Каждый ребенок владеет искусством такого подбора слов, которое позволяет устроить родителям эмоциональное короткое замыкание, переходящее в приступ ярости. Для меня это фраза «Ты можешь быть нормальной матерью?!» В данном случае прозвучало: «Ты можешь быть нормальной матерью и остаться со мной дома, когда я болею?» Всплеск адреналина — мгновенный. Зверею до белых глаз. Я так свирепо крутила педали, что ухитрилась успеть вовремя, как раз к утреннему занятию, улыбнуться всем и сказать: «Сегодня мы будем рисовать сад по фотографиям. Попробуем разные оттенки зелени». Потом я посчитала, сколько человек пришло, расставила мольберты, включая один дополнительный для Жанин, которая всегда опаздывает.
А потом, пробившись сквозь завесу злости, в голове всплыли и другие слова, сказанные Сюзанной. «Ты хоть раз поинтересовалась, как я себя чувствую?» и «Боже, бедненькая, твоя доченька такая ненормальная, что не может ходить в школу, даже когда утверждает, что она в порядке, бедная-бедная ты, это же не ты сумасшедшая, да? Это же не ты у нас сидишь на идиотских секретных диетах, про которые знают все вокруг? Не ты вечно прикрываешь руки?»

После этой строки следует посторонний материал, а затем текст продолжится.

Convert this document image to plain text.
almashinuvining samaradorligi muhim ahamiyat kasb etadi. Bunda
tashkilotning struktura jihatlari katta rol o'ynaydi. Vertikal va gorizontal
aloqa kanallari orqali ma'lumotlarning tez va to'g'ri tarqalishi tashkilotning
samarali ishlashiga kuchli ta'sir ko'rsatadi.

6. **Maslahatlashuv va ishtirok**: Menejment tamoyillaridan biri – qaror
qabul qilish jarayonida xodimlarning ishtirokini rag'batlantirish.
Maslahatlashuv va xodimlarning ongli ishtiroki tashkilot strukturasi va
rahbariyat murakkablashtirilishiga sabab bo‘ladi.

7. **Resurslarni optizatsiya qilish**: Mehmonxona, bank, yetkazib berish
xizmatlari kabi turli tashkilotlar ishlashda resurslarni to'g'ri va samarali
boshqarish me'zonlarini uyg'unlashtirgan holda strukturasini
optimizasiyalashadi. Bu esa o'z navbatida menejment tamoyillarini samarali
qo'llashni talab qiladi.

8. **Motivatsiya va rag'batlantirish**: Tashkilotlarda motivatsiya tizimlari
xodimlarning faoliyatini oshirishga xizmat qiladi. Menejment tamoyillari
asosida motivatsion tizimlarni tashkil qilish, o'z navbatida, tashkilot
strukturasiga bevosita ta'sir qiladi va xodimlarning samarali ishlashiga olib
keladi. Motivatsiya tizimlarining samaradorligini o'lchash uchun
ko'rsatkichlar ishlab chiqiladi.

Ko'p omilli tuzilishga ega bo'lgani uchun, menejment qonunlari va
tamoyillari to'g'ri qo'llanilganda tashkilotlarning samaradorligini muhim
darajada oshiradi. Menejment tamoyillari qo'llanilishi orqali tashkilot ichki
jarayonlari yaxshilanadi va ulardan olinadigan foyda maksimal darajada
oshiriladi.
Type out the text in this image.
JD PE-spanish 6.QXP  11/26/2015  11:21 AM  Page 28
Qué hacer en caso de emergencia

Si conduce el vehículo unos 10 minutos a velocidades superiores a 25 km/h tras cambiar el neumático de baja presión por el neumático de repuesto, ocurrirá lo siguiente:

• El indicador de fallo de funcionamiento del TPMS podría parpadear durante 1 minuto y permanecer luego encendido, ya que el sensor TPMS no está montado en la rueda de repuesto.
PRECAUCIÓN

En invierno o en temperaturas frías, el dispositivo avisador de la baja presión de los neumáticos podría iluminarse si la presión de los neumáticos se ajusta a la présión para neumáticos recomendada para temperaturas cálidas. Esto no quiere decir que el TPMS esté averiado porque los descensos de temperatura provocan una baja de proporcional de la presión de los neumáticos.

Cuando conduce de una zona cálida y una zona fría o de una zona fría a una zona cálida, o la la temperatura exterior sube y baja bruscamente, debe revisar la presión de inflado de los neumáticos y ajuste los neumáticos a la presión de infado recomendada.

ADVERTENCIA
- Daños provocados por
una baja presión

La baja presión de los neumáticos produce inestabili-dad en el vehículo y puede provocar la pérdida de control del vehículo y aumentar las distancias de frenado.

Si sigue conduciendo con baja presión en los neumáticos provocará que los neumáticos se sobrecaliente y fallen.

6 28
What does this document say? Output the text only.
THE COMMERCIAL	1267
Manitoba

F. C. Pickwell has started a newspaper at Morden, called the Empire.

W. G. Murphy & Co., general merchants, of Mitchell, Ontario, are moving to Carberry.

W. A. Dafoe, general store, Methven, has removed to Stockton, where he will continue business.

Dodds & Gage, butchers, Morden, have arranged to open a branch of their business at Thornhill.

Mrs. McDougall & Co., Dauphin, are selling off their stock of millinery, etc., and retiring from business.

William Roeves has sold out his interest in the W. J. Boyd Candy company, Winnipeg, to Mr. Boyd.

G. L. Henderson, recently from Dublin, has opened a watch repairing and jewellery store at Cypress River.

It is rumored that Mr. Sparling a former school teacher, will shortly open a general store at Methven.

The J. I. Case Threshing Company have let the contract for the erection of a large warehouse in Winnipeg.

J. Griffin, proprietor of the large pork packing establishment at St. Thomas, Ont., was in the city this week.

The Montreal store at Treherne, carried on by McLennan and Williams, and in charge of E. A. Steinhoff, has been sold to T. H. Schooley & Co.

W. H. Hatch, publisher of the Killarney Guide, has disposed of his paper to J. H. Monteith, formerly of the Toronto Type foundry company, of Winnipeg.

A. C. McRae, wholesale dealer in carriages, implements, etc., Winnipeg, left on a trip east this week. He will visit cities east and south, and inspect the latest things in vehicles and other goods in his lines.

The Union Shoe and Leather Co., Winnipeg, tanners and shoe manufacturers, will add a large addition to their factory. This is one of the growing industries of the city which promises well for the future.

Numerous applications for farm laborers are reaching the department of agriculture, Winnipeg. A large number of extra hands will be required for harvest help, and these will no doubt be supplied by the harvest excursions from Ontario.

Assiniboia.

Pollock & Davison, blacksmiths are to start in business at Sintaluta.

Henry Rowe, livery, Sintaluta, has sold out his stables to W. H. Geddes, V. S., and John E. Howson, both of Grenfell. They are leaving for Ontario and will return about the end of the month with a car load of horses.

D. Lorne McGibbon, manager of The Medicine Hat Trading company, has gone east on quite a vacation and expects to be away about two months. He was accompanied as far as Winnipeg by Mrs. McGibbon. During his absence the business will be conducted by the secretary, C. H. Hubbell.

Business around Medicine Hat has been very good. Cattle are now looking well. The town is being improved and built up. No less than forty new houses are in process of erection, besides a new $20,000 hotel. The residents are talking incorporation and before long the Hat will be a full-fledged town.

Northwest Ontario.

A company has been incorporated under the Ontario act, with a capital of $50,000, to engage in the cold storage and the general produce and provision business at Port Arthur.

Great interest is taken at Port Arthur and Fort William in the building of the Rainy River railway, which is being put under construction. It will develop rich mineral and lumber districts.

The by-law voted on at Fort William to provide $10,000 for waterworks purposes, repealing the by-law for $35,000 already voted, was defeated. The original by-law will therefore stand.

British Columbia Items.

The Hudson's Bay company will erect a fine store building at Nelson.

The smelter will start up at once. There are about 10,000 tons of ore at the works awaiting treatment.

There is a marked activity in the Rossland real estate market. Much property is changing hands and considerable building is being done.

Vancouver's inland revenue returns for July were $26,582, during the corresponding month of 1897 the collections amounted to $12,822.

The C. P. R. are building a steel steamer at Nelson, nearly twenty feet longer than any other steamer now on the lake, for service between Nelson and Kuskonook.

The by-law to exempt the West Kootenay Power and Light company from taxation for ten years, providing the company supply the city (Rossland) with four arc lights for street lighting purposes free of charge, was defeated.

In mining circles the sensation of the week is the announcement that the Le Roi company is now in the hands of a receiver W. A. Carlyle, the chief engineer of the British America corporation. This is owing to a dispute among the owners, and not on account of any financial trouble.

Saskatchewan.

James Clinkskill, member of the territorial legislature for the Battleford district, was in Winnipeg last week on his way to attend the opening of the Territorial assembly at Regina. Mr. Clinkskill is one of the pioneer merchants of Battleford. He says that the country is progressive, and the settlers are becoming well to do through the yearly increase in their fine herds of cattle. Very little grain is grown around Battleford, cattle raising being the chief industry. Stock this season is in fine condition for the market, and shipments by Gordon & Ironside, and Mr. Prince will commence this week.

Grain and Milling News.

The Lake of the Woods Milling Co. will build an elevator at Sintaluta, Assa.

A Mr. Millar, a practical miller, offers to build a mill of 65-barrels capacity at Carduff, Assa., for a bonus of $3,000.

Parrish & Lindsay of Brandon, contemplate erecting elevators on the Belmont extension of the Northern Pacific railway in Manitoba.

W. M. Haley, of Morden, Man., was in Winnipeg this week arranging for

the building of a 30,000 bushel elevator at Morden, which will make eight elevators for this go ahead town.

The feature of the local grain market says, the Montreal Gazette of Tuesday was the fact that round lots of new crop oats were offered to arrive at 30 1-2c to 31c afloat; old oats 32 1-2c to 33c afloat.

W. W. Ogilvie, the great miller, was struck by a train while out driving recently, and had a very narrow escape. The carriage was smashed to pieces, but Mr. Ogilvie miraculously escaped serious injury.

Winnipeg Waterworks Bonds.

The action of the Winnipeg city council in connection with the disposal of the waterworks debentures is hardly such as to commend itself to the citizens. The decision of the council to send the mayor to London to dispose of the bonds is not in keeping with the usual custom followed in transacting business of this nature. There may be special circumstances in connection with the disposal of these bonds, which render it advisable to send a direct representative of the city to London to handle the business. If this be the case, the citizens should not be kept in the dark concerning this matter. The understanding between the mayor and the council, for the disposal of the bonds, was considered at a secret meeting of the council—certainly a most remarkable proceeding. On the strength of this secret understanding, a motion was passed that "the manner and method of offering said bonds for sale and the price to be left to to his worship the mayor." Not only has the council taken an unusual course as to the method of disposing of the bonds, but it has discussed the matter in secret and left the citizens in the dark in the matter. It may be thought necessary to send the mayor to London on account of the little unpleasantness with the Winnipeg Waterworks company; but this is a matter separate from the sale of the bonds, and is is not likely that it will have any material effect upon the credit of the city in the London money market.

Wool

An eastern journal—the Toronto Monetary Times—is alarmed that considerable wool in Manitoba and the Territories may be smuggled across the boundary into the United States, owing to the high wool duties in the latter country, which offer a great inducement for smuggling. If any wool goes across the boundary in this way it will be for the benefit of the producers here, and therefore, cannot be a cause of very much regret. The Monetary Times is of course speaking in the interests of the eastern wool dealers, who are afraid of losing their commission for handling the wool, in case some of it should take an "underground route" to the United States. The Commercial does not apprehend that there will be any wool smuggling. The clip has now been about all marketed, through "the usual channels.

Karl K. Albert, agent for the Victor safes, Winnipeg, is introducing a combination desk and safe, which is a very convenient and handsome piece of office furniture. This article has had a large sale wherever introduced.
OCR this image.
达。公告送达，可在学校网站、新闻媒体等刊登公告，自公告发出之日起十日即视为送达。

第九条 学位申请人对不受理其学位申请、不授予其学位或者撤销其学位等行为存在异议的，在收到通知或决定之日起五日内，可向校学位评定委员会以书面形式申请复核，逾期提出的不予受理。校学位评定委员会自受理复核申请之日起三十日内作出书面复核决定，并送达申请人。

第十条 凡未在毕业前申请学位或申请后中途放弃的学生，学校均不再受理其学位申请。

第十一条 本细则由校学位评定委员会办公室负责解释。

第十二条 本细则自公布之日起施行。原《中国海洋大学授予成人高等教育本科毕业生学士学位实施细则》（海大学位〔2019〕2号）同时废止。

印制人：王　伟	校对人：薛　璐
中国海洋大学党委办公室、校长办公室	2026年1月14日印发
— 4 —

Несколько учеников ушли в кухню готовить для всех обед, остальные сдвинули столы, чтобы освободить место для занятий, я расставила по мольбертам полотна с разметкой для будущих рисунков, выдавила краски на старые тарелки, служившие палитрами. Добавила к рисунку фон в виде кирпичной стены, яркую дверь. Перед дверью можно было изобразить резную скамейку. Еще я подготовила наброски кошачьих фигурок — вдруг кто захочет изобразить кошку на скамейке или под ней.
Большинство учеников приступили к работе. Только Большая Шейла все бродила от мольберта к мольберту, приговаривая: «Вашу ж мамашу, это ж зашибись как охренительно красиво!», каждый раз кладя штрафной камешек в коробку для ругательств. Тихая жена викария, как обычно, шлепала цветные пятна краски поверх моей разметки в своем молчаливом протесте.
Потом я начала показывать, как, пользуясь разметкой, нарисовать открытую калитку вместо закрытой — если кто пожелает. И тут вспомнила, как Сюзанна сказала: «Иди-иди. Только потом не удивляйся, если меня к твоему возвращению здесь не будет. Не надейся, что я буду спокойно сидеть там, где ты меня оставила». Я провела две линии в прямоугольнике калитки, наметила тень открывшейся двери, и вдруг увидела, как Сюзанна двигает щеколду на давно несуществующей калитке в конце нашего старого сада, разматывает кусок оранжевой веревки, которая не давала дверце открываться, и выходит на тропинку, ведущую к реке. Я увидела, как на моем рисунке красной вспышкой мелькнул ее плащ, услышала ее хихиканье и шум речных вод впереди нее.
Меня затрясло, затошнило. Я не понимала, где нахожусь, я знала только, что отсюда надо бежать, что надо ее найти, пока не стало слишком поздно. Скорее всего, я заорала и заплакала. Этого я уже не помню. И еще я звала ее «Маргарет», именем мамы, причем это странно, потому что маму я всегда называла просто мамочкой.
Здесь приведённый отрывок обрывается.